1960年冬,中共中央根據毛澤東的指示,全國農村開展整風整社運動。本文作者晏樂斌當時在公安部門任職,深入參與了貴州省的整風運動。當他到達嵩枝管理區後,被安排在管理區總支書記楊書記家裏住,楊家7口人,夫妻2人,一個18歲的女兒,7歲、3歲的男孩各一個,楊的父母。這裏地勢高,是黔北高寒山區,氣溫低,3月間的住房裏還燃燒煤炭取暖,一家7人全擠住一間30平方米的房裏。安放着兩張大床,煤炭火在房中間,是用幾塊磚圍起來的,他回憶:「我一進這間房,煤氣很重。我的被蓋被打開,被子裏睡着一個女人,楊書記對我說,這是他女兒。說這裏窮沒有被子,就只好用我的,要我將就一點,要我同他女兒睡一起。我感到駭然,斷然拒絕。他妻子說:「同志呀!這沒有關係的,你到我們這裏來,熟悉了就會習慣的。」這時他女兒從被子裏站起來,赤身裸體,一絲不掛。」本文摘自2015年炎黃春秋第12期,作者晏樂斌,原題為《我經歷的整風整社與四清運動》。

四清運動現場

整風整社運動

1960年冬,中共中央根據毛澤東「我們的基層政權,有相當一部分不在共產黨手裏」,「要把壞人篡奪的領導權奪回來」的指示,在全國農村開展整風整社運動。貴州省委及時在全省進行了部署,省政法系統派出200多名工作人員,分赴畢節專區水城縣、畢節縣,興義專區貞豐縣、冊亨縣,黔南苗族布依族自治州的羅甸縣、望謨縣,我隨同公安廳辦公室主任劉世傑、政治部主任魏新華率領的公安廳、省政法幹部學校60多名工作人員,於12月16日從貴陽乘卡車當天抵達水城縣。選定水城縣,省委認為,該縣問題嚴重,餓死人多(8萬),說是個爛掉了的縣,縣委書記劉福臣被逮捕。縣委又要我們去該縣尖山垻公社,說該社是個三類社,死人多。

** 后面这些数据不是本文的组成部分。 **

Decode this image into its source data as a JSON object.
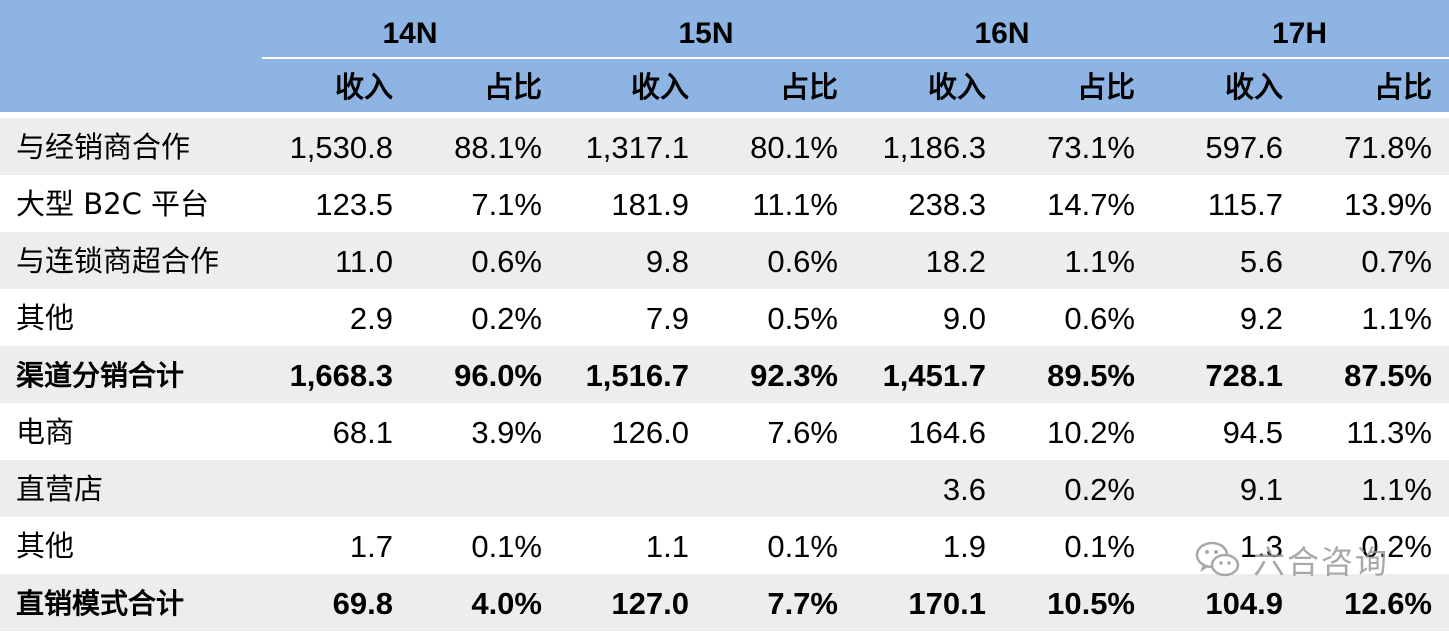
{
  "header": {
    "periods": [
      "14N",
      "15N",
      "16N",
      "17H"
    ],
    "subcols": [
      "收入",
      "占比"
    ]
  },
  "rows": [
    {
      "label": "与经销商合作",
      "values": [
        "1,530.8",
        "88.1%",
        "1,317.1",
        "80.1%",
        "1,186.3",
        "73.1%",
        "597.6",
        "71.8%"
      ],
      "bold": false
    },
    {
      "label": "大型 B2C 平台",
      "values": [
        "123.5",
        "7.1%",
        "181.9",
        "11.1%",
        "238.3",
        "14.7%",
        "115.7",
        "13.9%"
      ],
      "bold": false
    },
    {
      "label": "与连锁商超合作",
      "values": [
        "11.0",
        "0.6%",
        "9.8",
        "0.6%",
        "18.2",
        "1.1%",
        "5.6",
        "0.7%"
      ],
      "bold": false
    },
    {
      "label": "其他",
      "values": [
        "2.9",
        "0.2%",
        "7.9",
        "0.5%",
        "9.0",
        "0.6%",
        "9.2",
        "1.1%"
      ],
      "bold": false
    },
    {
      "label": "渠道分销合计",
      "values": [
        "1,668.3",
        "96.0%",
        "1,516.7",
        "92.3%",
        "1,451.7",
        "89.5%",
        "728.1",
        "87.5%"
      ],
      "bold": true
    },
    {
      "label": "电商",
      "values": [
        "68.1",
        "3.9%",
        "126.0",
        "7.6%",
        "164.6",
        "10.2%",
        "94.5",
        "11.3%"
      ],
      "bold": false
    },
    {
      "label": "直营店",
      "values": [
        "",
        "",
        "",
        "",
        "3.6",
        "0.2%",
        "9.1",
        "1.1%"
      ],
      "bold": false
    },
    {
      "label": "其他",
      "values": [
        "1.7",
        "0.1%",
        "1.1",
        "0.1%",
        "1.9",
        "0.1%",
        "1.3",
        "0.2%"
      ],
      "bold": false
    },
    {
      "label": "直销模式合计",
      "values": [
        "69.8",
        "4.0%",
        "127.0",
        "7.7%",
        "170.1",
        "10.5%",
        "104.9",
        "12.6%"
      ],
      "bold": true
    }
  ],
  "watermark": {
    "text": "六合咨询",
    "icon": "wechat-icon"
  }
}
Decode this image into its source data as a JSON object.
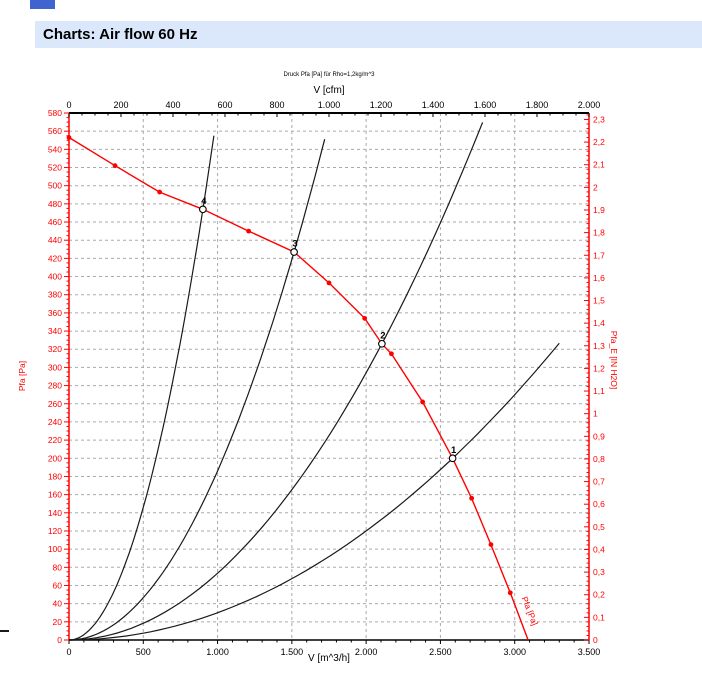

12月17日下午,我們這60多人到達尖山垻公社所在地濫垻,工作人員當即分赴全社5個管理區,我與劉世傑同志等6人當晚住在該社尖小垻管理區尖山垻大隊的倉庫樓上,自帶行李,吃飯在大隊食堂。當晚我們去大隊食堂買飯的路上,見到成群結隊的社員,男女老幼100多人在大隊食堂前的路上排着長長的隊,有的拿着碗,有的拿着鍋、盆,衣衫襤褸,我們跟着排在隊後,等候食堂工作人員發飯,有的社員領到飯之後,在路邊吃了起來,有的是為家人領的,順便我問他們家裏離這裏有多少路程?有的說是本村的,有的說離家一里二里,三四里的。我問他們為什麼不在生產隊辦食堂?他們說,上邊規定一個生產大隊辦一個食堂,說「食堂是社會主義陣地,分散了不好」。這個大隊有一個晏家寨生產隊,70多戶人家,300多口人,男女老幼到大隊食堂領飯走三四里路,等吃了上午的飯,再走三四里回到家,他們恐怕又餓了。所以一些老弱病殘和小孩,有的乾脆不回家,等吃了下午這頓飯之後,才蹣跚地回到家,天天如此。那裏是高寒山區,冬天天寒地凍、路滑、雨雪多,雲霧大,一些老弱病殘、婦女兒童,去大隊食堂途中,翻山越嶺,艱難跋涉,身上衣服單薄,沒有病的人會拖成病,更不用說殘疾人。我看到那些拖兒帶女的人,看到這樣的窮折騰,看在眼裏,心裏十分難受,不是滋味。這裏的人民群眾多麼好,多麼善良啊!當時我們下鄉的工作人員的糧食定量,由23斤增加到28斤,我們將糧票買成大隊食堂的飯票,每天二頓,每頓就是4兩原糧的玉米飯,又無菜,只能算個半飽,後我向食堂要了一碗開水喝,就算是吃了晚飯。當時我見到社員群眾碗裏的飯比我們少得多,我默默地想,也是提醒自己,應該知足了,農民們常年累月地在這塊土地上勞動生息,能這樣忍飢挨餓地生活下去,我們這些城市機關工作的人就不行嗎?我時刻提醒自己,警告自己,一定要堅持下去,與群眾同甘共苦,渡過難關。當晚,我隨劉世傑同志到就近一戶社員家走訪。這一家姓陸,有六七口人,當我們走近這一家門前不遠處,見一男一女在一條小水溝邊收拾洗淨的爛白菜幫子。後來才知道這對男女是陸家的男女主人,都有40多歲。我問他們洗這些白菜幫子用來餵豬,還是做別的用?主人說,是人吃,與從大隊食堂領來的飯攪合在一起再煮一下,做全家人的晚餐,這些爛白菜幫子是修築貴陽到昆明鐵路工程隊的食堂扔掉的。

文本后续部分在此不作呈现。